Fulacht fia, Coom, Co. Cork
Co. Cork |
Settlement Sites
On a north-east-facing slope of rough grazing land near Coom in County Cork, a low oval mound sits quietly in the landscape, easy to overlook and unremarkable to the untrained eye.
It measures roughly nine metres north to south and nearly sixteen metres east to west, and it is composed almost entirely of burnt material, the compacted debris of repeated high-temperature activity carried out here long ago. This is a fulacht fia, a type of prehistoric cooking site found in considerable numbers across Ireland, particularly in Cork and Kerry. The typical interpretation is that a trough, dug into the ground and filled with water, was brought to the boil by dropping fire-heated stones into it. Those stones, once cracked and spent, were discarded to the side, and over years or centuries of use they accumulated into the characteristic low mound that survives today.

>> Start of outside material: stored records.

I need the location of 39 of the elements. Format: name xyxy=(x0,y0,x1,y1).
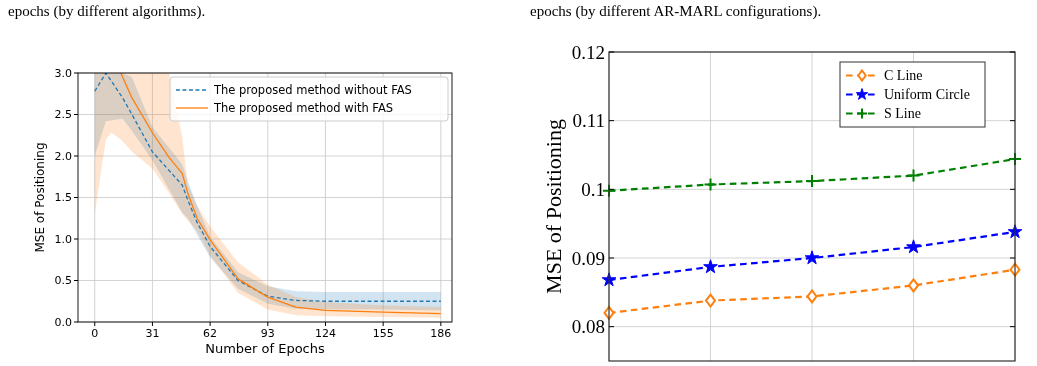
legend-label: S Line xyxy=(884,106,921,121)
text: epochs (by different AR-MARL configurations). xyxy=(530,3,822,20)
y-tick-label: 0.0 xyxy=(54,315,72,329)
legend-label: C Line xyxy=(884,68,923,83)
legend-label: The proposed method without FAS xyxy=(213,83,412,97)
x-tick-label: 186 xyxy=(430,327,452,340)
point xyxy=(703,177,718,192)
text: epochs (by different algorithms). xyxy=(8,3,206,20)
y-tick-label: 0.11 xyxy=(572,110,605,132)
y-tick-label: 0.12 xyxy=(571,41,605,63)
y-axis-title: MSE of Positioning xyxy=(541,119,566,294)
y-axis-title: MSE of Positioning xyxy=(33,142,47,253)
point xyxy=(805,174,819,189)
legend-label: The proposed method with FAS xyxy=(213,101,394,115)
point xyxy=(908,278,919,293)
point xyxy=(806,289,818,304)
y-tick-label: 0.1 xyxy=(581,178,605,200)
x-axis-title: Number of Epochs xyxy=(205,341,326,356)
y-tick-label: 2.0 xyxy=(54,149,72,163)
y-tick-label: 1.0 xyxy=(54,232,72,246)
point xyxy=(906,168,921,183)
x-tick-label: 62 xyxy=(203,327,218,340)
point xyxy=(601,272,617,287)
point xyxy=(906,239,921,254)
x-tick-label: 124 xyxy=(314,327,336,340)
y-tick-label: 2.5 xyxy=(54,108,72,121)
y-tick-label: 0.5 xyxy=(54,274,72,287)
y-tick-label: 3.0 xyxy=(54,66,72,80)
x-tick-label: 31 xyxy=(145,327,160,340)
x-tick-label: 93 xyxy=(260,327,275,340)
point xyxy=(703,259,718,274)
y-tick-label: 0.08 xyxy=(571,316,605,338)
y-tick-label: 0.09 xyxy=(571,247,605,269)
x-tick-label: 0 xyxy=(91,327,99,340)
point xyxy=(804,250,820,265)
point xyxy=(705,293,716,308)
legend-label: Uniform Circle xyxy=(884,87,970,102)
y-tick-label: 1.5 xyxy=(54,191,72,204)
x-tick-label: 155 xyxy=(372,327,394,340)
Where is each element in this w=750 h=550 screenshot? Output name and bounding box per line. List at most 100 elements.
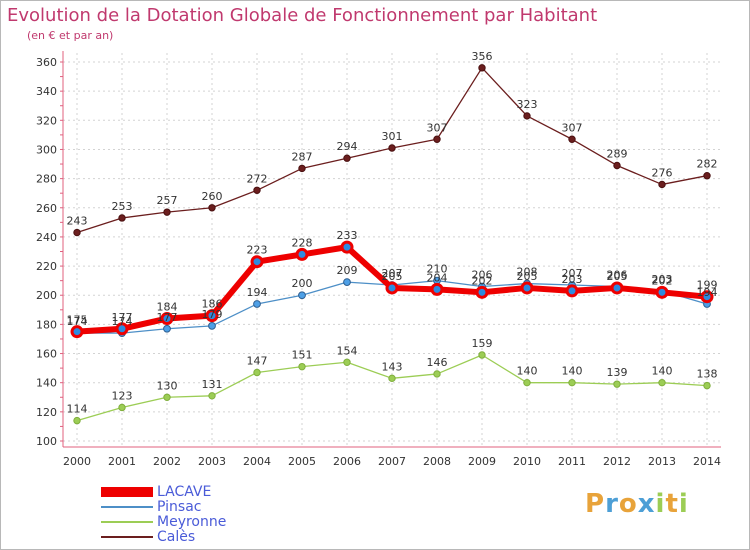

Fulachtaí fia, the plural form, are among the most common archaeological monument types on the Irish landscape, yet individual examples rarely attract much attention. Their dates generally fall within the Bronze Age, roughly 1500 to 500 BC, though some sites have produced earlier or later evidence. The exact purpose of the Coom example is unknown beyond what its form suggests. The burnt mound itself is the only record; no associated trough or timber structure has been documented here, which is not unusual, as such features are often only revealed through excavation. What survives above ground is simply the accumulated waste of a process carried out, probably many times over, by people who left almost nothing else behind.